Going Global
By Arlyn Tobias Gajilan; Fernando Espuelas

(FORTUNE Small Business) – Most multinational corporations start small, building market share at home first, then steadily branching out abroad. But most multinationals are not run by entrepreneurs like Fernando Espuelas, the 33-year-old chairman and chief executive of StarMedia Networks, a Spanish- and Portuguese-language Internet portal that offers everything from free e-mail to online shopping.

In little more than three years, Espuelas and his co-founder, Jack Chen, have taken StarMedia from a six-person startup in a rundown house in Connecticut to Latin America's leading Internet company. It has a market cap of $3 billion, more than 700 employees, and offices in nine countries. And although it's still in the red, StarMedia managed revenues of $20 million in 1999, up 249% from 1998.

In a recent interview, Espuelas told FSB how he achieved such phenomenal growth and how he hopes to maintain it despite increasing competition.

From steady paycheck to startup. "For a year and a half, things were desperate. I had always worked for an established company, so it took a while for me to realize that in a startup situation, there is no business or market momentum. So if on Tuesday you decide to stay home, that day the company essentially does not exist. Because nothing will come in the door unless you go out the door. It was a little frightening, but each day was an opportunity to move forward."

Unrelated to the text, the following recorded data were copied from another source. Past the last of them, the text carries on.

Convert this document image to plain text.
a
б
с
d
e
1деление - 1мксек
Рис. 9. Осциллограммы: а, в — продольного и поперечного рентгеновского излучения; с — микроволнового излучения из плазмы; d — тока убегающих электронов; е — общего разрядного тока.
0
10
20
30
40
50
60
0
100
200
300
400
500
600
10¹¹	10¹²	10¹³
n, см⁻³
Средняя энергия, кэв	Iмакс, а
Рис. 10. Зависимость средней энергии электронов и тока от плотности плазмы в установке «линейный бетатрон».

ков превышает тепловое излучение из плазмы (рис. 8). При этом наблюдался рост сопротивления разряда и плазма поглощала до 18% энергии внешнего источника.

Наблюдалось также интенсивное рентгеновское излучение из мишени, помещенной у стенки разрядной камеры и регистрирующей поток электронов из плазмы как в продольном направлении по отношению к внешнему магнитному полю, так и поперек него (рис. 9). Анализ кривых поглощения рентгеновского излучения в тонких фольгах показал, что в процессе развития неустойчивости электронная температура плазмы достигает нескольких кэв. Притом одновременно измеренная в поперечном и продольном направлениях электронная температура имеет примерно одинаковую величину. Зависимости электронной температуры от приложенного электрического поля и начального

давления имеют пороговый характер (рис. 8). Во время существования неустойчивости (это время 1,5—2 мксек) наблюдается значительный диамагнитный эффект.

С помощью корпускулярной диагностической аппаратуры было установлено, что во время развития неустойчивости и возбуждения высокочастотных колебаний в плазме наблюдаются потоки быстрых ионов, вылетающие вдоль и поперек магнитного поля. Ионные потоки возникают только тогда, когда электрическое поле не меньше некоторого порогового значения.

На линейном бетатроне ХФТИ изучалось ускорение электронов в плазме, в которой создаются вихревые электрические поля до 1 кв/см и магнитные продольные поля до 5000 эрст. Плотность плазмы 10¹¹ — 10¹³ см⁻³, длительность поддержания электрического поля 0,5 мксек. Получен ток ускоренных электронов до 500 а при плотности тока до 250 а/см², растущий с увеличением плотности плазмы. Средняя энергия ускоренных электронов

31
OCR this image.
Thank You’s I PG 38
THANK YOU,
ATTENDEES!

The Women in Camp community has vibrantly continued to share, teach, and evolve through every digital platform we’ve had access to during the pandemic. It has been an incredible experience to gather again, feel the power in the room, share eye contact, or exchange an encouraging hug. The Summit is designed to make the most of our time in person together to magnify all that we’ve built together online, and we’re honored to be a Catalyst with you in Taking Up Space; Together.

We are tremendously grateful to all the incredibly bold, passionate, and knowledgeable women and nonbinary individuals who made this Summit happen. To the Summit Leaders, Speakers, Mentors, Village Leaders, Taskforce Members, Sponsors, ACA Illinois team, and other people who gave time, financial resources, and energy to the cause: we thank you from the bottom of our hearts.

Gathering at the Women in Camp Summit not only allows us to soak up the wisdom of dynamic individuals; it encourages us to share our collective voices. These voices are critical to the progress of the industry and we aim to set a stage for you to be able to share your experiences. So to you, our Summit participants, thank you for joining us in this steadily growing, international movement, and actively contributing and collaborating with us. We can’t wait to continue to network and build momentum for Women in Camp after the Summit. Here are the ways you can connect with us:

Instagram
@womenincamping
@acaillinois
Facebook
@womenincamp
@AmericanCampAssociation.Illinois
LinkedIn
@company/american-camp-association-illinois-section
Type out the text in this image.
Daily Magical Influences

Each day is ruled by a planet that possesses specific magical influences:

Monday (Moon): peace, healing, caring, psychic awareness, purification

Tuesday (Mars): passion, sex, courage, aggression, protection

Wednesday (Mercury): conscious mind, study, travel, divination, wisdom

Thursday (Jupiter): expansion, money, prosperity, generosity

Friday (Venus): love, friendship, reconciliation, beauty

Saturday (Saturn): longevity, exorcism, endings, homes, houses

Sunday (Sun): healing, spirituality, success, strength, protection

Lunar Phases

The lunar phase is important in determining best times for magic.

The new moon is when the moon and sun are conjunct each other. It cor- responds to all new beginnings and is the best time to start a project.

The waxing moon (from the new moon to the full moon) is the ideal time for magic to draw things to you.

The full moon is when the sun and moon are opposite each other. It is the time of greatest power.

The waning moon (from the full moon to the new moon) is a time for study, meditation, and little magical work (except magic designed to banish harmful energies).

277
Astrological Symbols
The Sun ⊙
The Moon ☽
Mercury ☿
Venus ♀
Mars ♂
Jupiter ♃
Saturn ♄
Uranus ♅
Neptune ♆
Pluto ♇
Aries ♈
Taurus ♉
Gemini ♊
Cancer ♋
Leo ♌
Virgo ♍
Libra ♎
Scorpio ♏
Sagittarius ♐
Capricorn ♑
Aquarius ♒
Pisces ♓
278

Raising cash and consciousness. "We were able to raise about $400,000 from friends and family. But when we started raising money from venture capitalists, it was very difficult. We had four or five dozen meetings, and nobody understood. Traditional Latin American investors did not get the Internet, and traditional Internet investors did not get Latin America. Then in 1997, a week before we ran out of money, we met people who understood both at Chase Capital Partners. Other investors lined up after that, and we've raised more than half a billion dollars since."

Growing pains. "You don't go from 100 people at this time last year to 700 people very smoothly. There are always growing pains. People who are successful in one thing at a certain stage of the company may not be successful doing the same thing at another stage. We've had to find ways to have people scale up and grow. But having a large work force means we can do multiple projects simultaneously, not linearly."

The importance of being first. "Yahoo is an object lesson for us. It did a brilliant job, but so did Excite--only Excite did it a year later and has never caught up. We were first in Latin America, and part of our job is to increase the distance between us and our competition. That's why we continue to invest and become partners aggressively with others. On the Internet you either speed up, or you die."

Being Goliath, dealing with Davids. "Since our 1999 IPO, more than 400 Internet companies have sprung up in Argentina alone, and we know competition is cropping up. But they can't suddenly press a button and be bigger than us or have better brand awareness."

What about AOL Time Warner's Latin American plans? [The company is the parent of FSB.] "To be honest, they're not that critical to us. AOL is a great ISP, and until very recently, most of Yahoo's users in the U.S. were coming from AOL. So to the extent that AOL is successful in Brazil, able to drive down the price of Internet access, and able to bring millions more online...hey, we're cheering for them. And when we're not, we're hiring from them. Last January, we hired away AOL Brazil's former president, making him our chief operating officer."